A l’instar des autres institutions d’émission et de régulation de  monnaie, la Bceao se fixe l’objectif de soutenir  la stabilité des prix, dans notre contexte marqué par une hypothétique relance post-Covid 19, l’institution peut être encline à encourager la croissance économique. On parlera alors d’un objectif  dual (ou double mandat), comme c’est le cas de la Fed ou la Bce.  La croissance économique, associée à une hausse de l’emploi et de la consommation, et donc de la demande, crée naturellement de l’inflation dans nos pays sans un tissu industriel expansif. Donc concédons-le,  stabilité des prix et croissance économique peuvent donc être antinomiques : lutter contre l’inflation tend à réduire la croissance économique, et soutenir la croissance tend à créer de l’inflation.

La Bceao ne peut se substituer ni à nos Etats ni à nos gouvernements, quand bien même elle émane de nos puissances publiques qui lui fixent ses missions, ses objectifs et choisissent les hommes qui mettent en œuvre la politique monétaire qu’elle doit mener en toute indépendance, pour ne pas dire souveraineté.
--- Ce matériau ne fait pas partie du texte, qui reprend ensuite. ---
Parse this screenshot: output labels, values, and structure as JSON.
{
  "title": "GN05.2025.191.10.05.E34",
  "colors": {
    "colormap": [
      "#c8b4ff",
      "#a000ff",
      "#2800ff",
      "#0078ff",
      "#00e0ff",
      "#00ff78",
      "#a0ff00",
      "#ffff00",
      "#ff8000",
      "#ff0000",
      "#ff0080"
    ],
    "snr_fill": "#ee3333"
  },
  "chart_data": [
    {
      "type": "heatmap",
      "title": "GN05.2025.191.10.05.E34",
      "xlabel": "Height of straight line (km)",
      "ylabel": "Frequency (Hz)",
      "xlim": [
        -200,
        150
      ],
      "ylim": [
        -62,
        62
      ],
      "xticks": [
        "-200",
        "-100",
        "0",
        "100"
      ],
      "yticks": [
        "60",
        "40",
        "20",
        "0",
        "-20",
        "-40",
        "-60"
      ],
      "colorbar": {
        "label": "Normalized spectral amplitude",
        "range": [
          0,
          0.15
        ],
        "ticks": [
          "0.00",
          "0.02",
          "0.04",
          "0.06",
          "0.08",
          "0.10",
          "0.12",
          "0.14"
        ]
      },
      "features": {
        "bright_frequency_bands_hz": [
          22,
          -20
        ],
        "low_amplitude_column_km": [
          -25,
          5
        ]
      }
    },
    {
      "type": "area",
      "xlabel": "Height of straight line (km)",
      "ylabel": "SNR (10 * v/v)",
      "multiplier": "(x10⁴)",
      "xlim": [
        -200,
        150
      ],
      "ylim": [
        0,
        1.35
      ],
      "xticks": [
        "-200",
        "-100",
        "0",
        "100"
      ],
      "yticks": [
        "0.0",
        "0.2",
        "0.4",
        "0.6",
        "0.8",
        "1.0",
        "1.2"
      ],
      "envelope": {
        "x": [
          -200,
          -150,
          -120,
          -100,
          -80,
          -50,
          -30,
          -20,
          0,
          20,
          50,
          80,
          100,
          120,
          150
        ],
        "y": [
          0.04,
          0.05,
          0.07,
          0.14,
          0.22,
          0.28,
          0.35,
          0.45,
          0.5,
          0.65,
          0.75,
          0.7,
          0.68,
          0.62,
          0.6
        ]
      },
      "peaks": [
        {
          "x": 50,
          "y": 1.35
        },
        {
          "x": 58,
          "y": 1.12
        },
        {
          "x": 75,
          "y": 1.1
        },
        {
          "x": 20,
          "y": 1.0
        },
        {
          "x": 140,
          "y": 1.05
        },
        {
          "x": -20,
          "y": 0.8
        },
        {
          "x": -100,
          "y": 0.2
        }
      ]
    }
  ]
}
L’institution se doit toutefois d’avoir une incertaine légitimité politique et sociale, une intelligence contextuelle, voire même un ancrage sociologique. Si c’est trop demander à la Bceao, nos  banquiers centraux ne savent pas qu’on les attend dans un monde de chocs et de crises divers et multiformes, et qu’ils doivent ajuster ou adapter leurs outils et instruments d’intervention.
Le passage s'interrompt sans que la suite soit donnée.